This repository contains a project aimed at analyzing and predicting weather patterns using machine learning. The core functionality is implemented in a Jupyter notebook, and weather data is provided in a CSV file.
predict.ipynb
: A Jupyter notebook containing the implementation of the weather prediction model.weather.csv
: A dataset with historical weather data, used for training and evaluating the model.

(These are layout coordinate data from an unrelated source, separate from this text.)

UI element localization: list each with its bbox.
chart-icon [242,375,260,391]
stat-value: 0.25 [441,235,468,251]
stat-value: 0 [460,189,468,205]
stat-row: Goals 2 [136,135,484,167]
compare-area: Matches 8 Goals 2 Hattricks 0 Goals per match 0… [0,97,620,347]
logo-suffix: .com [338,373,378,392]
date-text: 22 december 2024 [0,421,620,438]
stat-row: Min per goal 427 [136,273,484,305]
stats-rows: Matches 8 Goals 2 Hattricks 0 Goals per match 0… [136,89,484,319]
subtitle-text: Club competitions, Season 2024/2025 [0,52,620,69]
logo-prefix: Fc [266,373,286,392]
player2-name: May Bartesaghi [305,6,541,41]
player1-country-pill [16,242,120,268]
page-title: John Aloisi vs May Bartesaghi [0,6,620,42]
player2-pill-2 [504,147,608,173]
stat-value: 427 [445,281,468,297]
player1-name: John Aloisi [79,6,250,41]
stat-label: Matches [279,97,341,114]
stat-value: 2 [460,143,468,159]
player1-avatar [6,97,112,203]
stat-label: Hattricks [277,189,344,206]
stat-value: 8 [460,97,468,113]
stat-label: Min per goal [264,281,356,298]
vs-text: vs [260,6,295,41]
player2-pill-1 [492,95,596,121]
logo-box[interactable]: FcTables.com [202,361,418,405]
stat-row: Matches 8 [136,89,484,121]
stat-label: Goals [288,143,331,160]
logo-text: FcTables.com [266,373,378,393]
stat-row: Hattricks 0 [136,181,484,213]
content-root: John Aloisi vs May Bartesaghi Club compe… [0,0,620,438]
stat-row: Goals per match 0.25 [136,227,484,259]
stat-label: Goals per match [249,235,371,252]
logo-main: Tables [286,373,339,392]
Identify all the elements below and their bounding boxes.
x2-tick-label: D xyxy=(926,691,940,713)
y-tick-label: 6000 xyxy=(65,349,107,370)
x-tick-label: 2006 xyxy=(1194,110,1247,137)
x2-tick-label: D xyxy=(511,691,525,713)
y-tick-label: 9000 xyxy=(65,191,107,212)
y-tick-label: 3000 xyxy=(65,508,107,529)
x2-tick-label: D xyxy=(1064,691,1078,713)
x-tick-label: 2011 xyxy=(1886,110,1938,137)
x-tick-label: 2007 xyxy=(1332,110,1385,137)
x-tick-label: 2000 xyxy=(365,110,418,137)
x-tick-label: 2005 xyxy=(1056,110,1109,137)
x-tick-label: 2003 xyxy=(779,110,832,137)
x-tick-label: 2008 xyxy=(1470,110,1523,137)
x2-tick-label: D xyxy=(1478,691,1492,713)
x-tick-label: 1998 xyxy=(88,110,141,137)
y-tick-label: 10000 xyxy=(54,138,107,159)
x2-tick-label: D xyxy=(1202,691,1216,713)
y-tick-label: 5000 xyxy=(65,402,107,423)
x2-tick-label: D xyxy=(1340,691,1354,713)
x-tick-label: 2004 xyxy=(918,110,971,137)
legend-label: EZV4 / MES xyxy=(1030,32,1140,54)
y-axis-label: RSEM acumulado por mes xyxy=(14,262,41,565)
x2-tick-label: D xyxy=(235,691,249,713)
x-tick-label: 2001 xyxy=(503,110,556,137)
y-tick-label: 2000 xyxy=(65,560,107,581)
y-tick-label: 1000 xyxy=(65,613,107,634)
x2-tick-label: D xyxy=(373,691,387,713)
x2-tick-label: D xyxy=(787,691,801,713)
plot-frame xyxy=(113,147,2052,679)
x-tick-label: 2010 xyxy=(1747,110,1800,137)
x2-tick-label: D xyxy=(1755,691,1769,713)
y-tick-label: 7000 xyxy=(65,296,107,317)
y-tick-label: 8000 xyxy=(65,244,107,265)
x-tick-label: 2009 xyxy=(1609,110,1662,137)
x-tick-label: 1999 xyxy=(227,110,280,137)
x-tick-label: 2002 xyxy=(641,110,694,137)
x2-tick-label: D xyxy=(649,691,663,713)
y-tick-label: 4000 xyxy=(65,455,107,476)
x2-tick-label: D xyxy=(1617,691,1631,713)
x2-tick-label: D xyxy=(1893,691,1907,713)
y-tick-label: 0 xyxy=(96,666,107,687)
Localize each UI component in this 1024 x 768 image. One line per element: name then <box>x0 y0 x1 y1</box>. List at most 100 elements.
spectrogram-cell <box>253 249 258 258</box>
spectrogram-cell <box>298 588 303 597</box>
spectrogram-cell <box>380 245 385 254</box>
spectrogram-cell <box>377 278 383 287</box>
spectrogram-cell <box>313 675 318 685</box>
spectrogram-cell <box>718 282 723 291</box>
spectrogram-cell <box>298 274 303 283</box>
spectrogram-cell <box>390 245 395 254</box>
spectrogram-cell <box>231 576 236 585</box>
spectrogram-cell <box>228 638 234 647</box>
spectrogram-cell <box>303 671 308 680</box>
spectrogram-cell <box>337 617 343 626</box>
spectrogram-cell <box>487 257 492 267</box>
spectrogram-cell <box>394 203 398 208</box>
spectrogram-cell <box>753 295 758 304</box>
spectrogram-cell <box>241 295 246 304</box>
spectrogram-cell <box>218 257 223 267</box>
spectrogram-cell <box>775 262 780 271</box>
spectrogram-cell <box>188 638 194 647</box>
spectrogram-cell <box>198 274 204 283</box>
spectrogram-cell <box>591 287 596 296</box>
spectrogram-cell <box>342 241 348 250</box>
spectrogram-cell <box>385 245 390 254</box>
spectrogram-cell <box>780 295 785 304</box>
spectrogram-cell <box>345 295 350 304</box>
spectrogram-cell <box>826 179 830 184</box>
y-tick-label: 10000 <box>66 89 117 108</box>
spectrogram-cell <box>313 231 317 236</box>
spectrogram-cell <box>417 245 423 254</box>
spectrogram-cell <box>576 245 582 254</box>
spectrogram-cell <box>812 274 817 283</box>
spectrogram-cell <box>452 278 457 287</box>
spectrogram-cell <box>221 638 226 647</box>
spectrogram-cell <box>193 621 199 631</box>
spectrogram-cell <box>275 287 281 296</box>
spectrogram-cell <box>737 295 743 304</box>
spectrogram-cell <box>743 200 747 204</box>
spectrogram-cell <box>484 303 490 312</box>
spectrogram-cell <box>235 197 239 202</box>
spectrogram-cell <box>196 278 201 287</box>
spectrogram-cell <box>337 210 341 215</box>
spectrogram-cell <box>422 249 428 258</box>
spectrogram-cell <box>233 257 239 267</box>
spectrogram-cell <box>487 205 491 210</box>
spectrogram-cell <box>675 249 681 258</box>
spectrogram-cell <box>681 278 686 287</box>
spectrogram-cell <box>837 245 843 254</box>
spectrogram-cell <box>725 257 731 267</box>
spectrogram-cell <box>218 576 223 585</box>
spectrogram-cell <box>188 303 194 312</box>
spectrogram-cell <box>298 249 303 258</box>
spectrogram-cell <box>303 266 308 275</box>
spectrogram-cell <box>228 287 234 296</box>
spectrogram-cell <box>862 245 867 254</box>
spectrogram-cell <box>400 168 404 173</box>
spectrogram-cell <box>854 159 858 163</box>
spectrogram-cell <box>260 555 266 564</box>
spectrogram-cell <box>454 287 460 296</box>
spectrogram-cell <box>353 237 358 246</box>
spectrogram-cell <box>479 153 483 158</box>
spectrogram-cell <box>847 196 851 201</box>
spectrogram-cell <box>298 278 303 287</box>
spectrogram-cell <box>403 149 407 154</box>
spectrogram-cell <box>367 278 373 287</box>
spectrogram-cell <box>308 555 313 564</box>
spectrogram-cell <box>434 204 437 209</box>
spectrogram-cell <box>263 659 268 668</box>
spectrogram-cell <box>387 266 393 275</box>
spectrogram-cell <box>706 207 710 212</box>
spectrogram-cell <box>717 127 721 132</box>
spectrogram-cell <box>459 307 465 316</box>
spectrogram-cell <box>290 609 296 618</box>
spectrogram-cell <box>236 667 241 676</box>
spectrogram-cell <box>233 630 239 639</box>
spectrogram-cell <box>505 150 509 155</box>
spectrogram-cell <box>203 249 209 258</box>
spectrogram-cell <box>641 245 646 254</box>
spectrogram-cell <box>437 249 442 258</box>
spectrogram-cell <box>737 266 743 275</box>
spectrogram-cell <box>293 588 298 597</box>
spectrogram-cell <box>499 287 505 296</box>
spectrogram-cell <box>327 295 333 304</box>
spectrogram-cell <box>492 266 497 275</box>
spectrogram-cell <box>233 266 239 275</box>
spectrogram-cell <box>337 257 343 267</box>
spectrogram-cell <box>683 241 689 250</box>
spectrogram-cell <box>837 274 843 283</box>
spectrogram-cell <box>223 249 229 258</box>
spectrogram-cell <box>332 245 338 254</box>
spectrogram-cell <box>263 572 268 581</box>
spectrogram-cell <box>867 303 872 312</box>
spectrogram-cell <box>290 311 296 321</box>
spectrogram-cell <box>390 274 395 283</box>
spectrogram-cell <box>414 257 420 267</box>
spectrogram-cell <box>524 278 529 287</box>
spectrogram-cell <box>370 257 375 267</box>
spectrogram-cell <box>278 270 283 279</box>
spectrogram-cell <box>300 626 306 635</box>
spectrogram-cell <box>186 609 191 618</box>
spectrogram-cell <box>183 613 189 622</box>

To run this project, you need to have the following installed:
- Python (>= 3.7)
- Jupyter Notebook
- Necessary Python packages (listed below)
- Clone the repository:
git clone https://github.com/yourusername/weather-prediction.git cd weather-prediction
- Install the required packages:
pip install pandas numpy scikit-learn matplotlib seaborn
- Launch the Jupyter notebook:
jupyter notebook predict.ipynb
The file weather.csv contains historical weather data. Ensure the dataset is in the same directory as the notebook or update the file path in the notebook accordingly.
- Open the predict.ipynb notebook in Jupyter.
- Run the cells sequentially to:
- Load and preprocess the dataset.
- Train a weather prediction model.
- Evaluate the model's performance.
- Visualize predictions and insights.
- Data preprocessing and visualization.
- Training a machine learning model for weather prediction.
- Performance evaluation metrics and visualizations.